Session Classification
Break sessions into Stories, Conversations, Moments, and Other.
Story Element Extraction
Pull characters, events, and relationships from finished transcripts.
Fabricated speech
Whisper sometimes invents words during silence. Two independent systems disagree — that's the signal.
Diarization: no speaker detected, coverage 0.0
→ Flagged as hallucination
"Well." — probability 0.133, fabricated
→ Two consecutive identical words. One real, one not.
Inaudible child speech
Diarization detects Arti's voice at three points where Whisper produces nothing. The pipeline marks them honestly rather than dropping them.
Whisper: [no words produced]
→ Marked [unintelligible]
Model size is existential
Whisper's tiny model produces absolute silence where Arti speaks. The large model recovers her voice. This isn't an optimization — it's whether we capture half the conversation.

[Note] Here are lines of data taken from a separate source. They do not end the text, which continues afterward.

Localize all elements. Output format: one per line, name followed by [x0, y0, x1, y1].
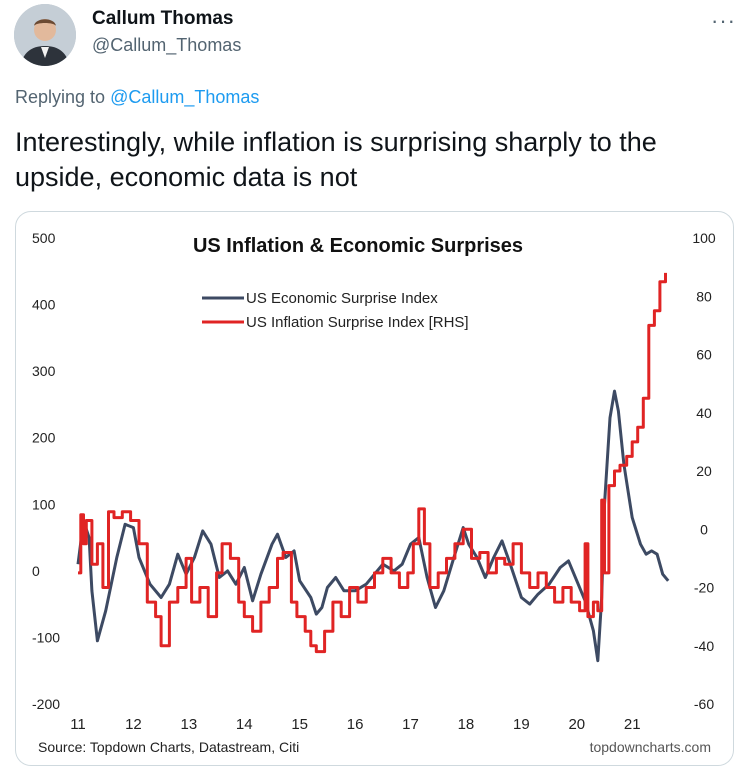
reply-to-link[interactable]: @Callum_Thomas — [110, 87, 260, 107]
x-tick-label: 13 — [180, 716, 197, 733]
author-handle[interactable]: @Callum_Thomas — [92, 35, 242, 55]
x-tick-label: 15 — [291, 716, 308, 733]
right-tick-label: 40 — [696, 405, 712, 421]
left-tick-label: 200 — [32, 430, 56, 446]
x-tick-label: 12 — [125, 716, 142, 733]
source-note: Source: Topdown Charts, Datastream, Citi — [38, 739, 299, 755]
x-tick-label: 17 — [402, 716, 419, 733]
x-tick-label: 21 — [624, 716, 641, 733]
right-tick-label: -60 — [694, 696, 714, 712]
left-tick-label: 400 — [32, 297, 56, 313]
avatar-portrait-icon — [14, 4, 76, 66]
left-tick-label: 500 — [32, 230, 56, 246]
right-tick-label: 80 — [696, 288, 712, 304]
right-tick-label: -40 — [694, 638, 714, 654]
x-tick-label: 20 — [568, 716, 585, 733]
replying-to: Replying to @Callum_Thomas — [15, 87, 259, 108]
x-tick-label: 11 — [70, 716, 86, 733]
right-tick-label: 20 — [696, 463, 712, 479]
right-axis: 100 80 60 40 20 0 -20 -40 -60 — [692, 230, 716, 712]
right-tick-label: -20 — [694, 580, 714, 596]
chart-title: US Inflation & Economic Surprises — [193, 235, 523, 257]
left-tick-label: 0 — [32, 563, 40, 579]
x-tick-label: 18 — [458, 716, 475, 733]
left-tick-label: -100 — [32, 629, 60, 645]
left-axis: 500 400 300 200 100 0 -100 -200 — [32, 230, 60, 712]
more-options-icon[interactable]: ··· — [711, 8, 736, 33]
right-tick-label: 100 — [692, 230, 716, 246]
left-tick-label: 300 — [32, 363, 56, 379]
x-tick-label: 16 — [347, 716, 364, 733]
x-tick-label: 19 — [513, 716, 530, 733]
legend: US Economic Surprise Index US Inflation S… — [202, 290, 469, 331]
series-layer — [76, 272, 670, 663]
right-tick-label: 60 — [696, 347, 712, 363]
legend-label: US Inflation Surprise Index [RHS] — [246, 314, 469, 331]
legend-label: US Economic Surprise Index — [246, 290, 438, 307]
chart-image-card[interactable]: 500 400 300 200 100 0 -100 -200 100 80 60 40 20 0 -20… — [15, 211, 734, 766]
x-tick-label: 14 — [236, 716, 253, 733]
avatar[interactable] — [14, 4, 76, 66]
series-line-1 — [78, 272, 667, 654]
left-tick-label: -200 — [32, 696, 60, 712]
left-tick-label: 100 — [32, 496, 56, 512]
series-line-0 — [76, 389, 670, 663]
tweet-text: Interestingly, while inflation is surpri… — [15, 127, 657, 192]
x-axis: 11 12 13 14 15 16 17 18 19 20 21 — [70, 716, 640, 733]
watermark: topdowncharts.com — [590, 739, 711, 755]
reply-prefix: Replying to — [15, 87, 111, 107]
author-name[interactable]: Callum Thomas — [92, 8, 234, 29]
right-tick-label: 0 — [700, 521, 708, 537]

large: "Dad, why do the fondos and the goros want to be king?"
AI & Kids
Once I have transcribed stories, the generative AI applications seem easy and obvious. Extract recurring themes and characters using a sprinkle of local model intelligence? (Seems fine) Generate Nano Banana illustrations of characters in the style of famed Pixar illustrator, Sanjay Patel? (um.. not cool) Build an Eleven Labs powered penguin companion stuffy that tells stories with a voice that sounds exactly like Daddy? (OH GOD. WHAT HAVE I DONE)
Models were trained on creatives' work without permission or money, but the tech is here. It's not disappearing. Our kids will grow up with it. What should its place be in their lives? How do I approach building on such a fraught foundation? (Meanwhile, Choksi, you use AI for coding every day... what about that IP? Hypocrite!)
What does it do to a kid when their thoughts skip straight to a generated image? Isn't the whole point to have those ideas live in your head, and then if you decide to put in the effort, pick up a crayon and be delighted with what your hands can make? What happens when a four-year-old forms a relationship with something that talks back to her whenever she wants, optimized to build attachment, before her brain is fully cooked?
So where do I go once the audio → transcripts system is built? Not sure. I know the point isn't to outsource storytelling, creativity, or imagination to machines. It's to understand our voices as storytellers. And have fun.
I do believe this project will help me clarify my own red lines about AI/technology and kids. As I work on this, I'm talking to child development experts, artists, and writers in my children's media, animation, writing, and edTech networks to help sharpen my thinking.
Guiding Principles
Immediate Connection
Removing friction brings creative choices you could not have imagined before.
Ideas start out tiny, weak and fragile. — Victor
Hard Fun
Harness the passion of the learner to the hard work needed to master difficult material.
I have no doubt that this kid called the work fun because it was hard rather than in spite of being hard. — Papert
Calm Technology
Technology can live on the periphery, there when you need it, and otherwise invisible.
If computers are everywhere they better stay out of the way. — Weiser
The Arti Test
I only work on things for kids that I'd give my child.
Daaaaad, tell me a story whiiiiile I'm on the potty. — Arti
Learning
Part of why I am excited about this project: I get to learn things I actually want to learn.
- AI-assisted development (Claude Code)
- Audio ML pipelines (Whisper, pyannote)
- IoT capture devices (ESP32)
- Edge ML deployment (Jetson, CUDA)
- Local-first architecture
When I realized this bedtime story project gave me a reason to explore NVIDIA's CUDA/Jetson stack, I was unreasonably happy. Robot-brain tech! Positronic! That's exciting. And I do want to have a voice in the rooms where these things that will interact with us — our families, our kids — get built.